Lightfoot To Officially Enter Race For Mayor
CHICAGO (CBS) -- Former Chicago Police Board President Lori Lightfoot will formally announce her bid for mayor on Thursday, becoming the tenth candidate to join the race.
Lightfoot has been aggressively challenging the policies of Mayor Rahm Emanuel, in the wake of the Laquan McDonald shooting video.
She also led the Police Accountability Task Force he created in the wake of the McDonald scandal, issuing a report sharply criticizing the department, which the panel found was plagued by systematic racism that undermined its relationship with minority communities.
Lightfoot resigned as head of the Police Board on Monday, and already has hired a campaign team of consultants, TV producers, and a pollster.
She was scheduled to announce her plans to run at 10:30 a.m. Thursday at the Hyatt Regency.
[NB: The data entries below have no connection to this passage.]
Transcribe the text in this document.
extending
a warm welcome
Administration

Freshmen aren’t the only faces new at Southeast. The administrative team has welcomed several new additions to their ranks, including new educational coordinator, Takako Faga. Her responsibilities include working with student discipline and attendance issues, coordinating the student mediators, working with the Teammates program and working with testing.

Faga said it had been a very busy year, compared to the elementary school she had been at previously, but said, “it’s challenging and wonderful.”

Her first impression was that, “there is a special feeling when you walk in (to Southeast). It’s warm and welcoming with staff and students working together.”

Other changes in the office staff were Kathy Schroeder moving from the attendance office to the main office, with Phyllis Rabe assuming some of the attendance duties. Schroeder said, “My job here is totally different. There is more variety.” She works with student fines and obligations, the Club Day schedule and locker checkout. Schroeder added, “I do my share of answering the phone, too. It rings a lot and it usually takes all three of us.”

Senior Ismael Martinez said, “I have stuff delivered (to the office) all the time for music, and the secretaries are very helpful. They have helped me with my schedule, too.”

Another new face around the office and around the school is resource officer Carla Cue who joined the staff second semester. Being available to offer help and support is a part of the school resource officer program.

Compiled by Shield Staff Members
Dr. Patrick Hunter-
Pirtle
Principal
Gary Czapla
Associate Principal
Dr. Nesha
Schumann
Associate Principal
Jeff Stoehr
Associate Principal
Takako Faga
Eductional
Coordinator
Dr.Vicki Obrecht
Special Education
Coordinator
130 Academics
Eight other challengers have announced bids against Emanuel, including former Chicago Police Supt. Garry McCarthy, former Chicago Public Schools principal Troy LaRaviere, former CPS Chief Executive Officer Paul Vallas, Cook County Circuit Court Clerk Dorothy Brown, millionaire businessman Willie Wilson, tech entrepreneur Neal Sales-Griffin, Black Lives Matter activist Ja'Mal Green, and former aldermanic candidate John Kozlar.
Aside from her criticism of Emanuel, pundits expect Lightfoot to most often butt heads with McCarthy. She recently turned up the heat on the former police superintendent when she told the Chicago Sun-Times that he never should have been hired to run the department.
A former federal prosecutor, Lightfoot is a partner at Mayer Brown, one of the city's most prominent law firms. She is openly gay and expected to run as a progressive.
Some experts predict she has a good shot at forcing Emanuel into a runoff election and beating him, but that will depend on how much political support and campaign donations she can drum up.
Those contributions could start coming in quickly now that her campaign is about to officially begin.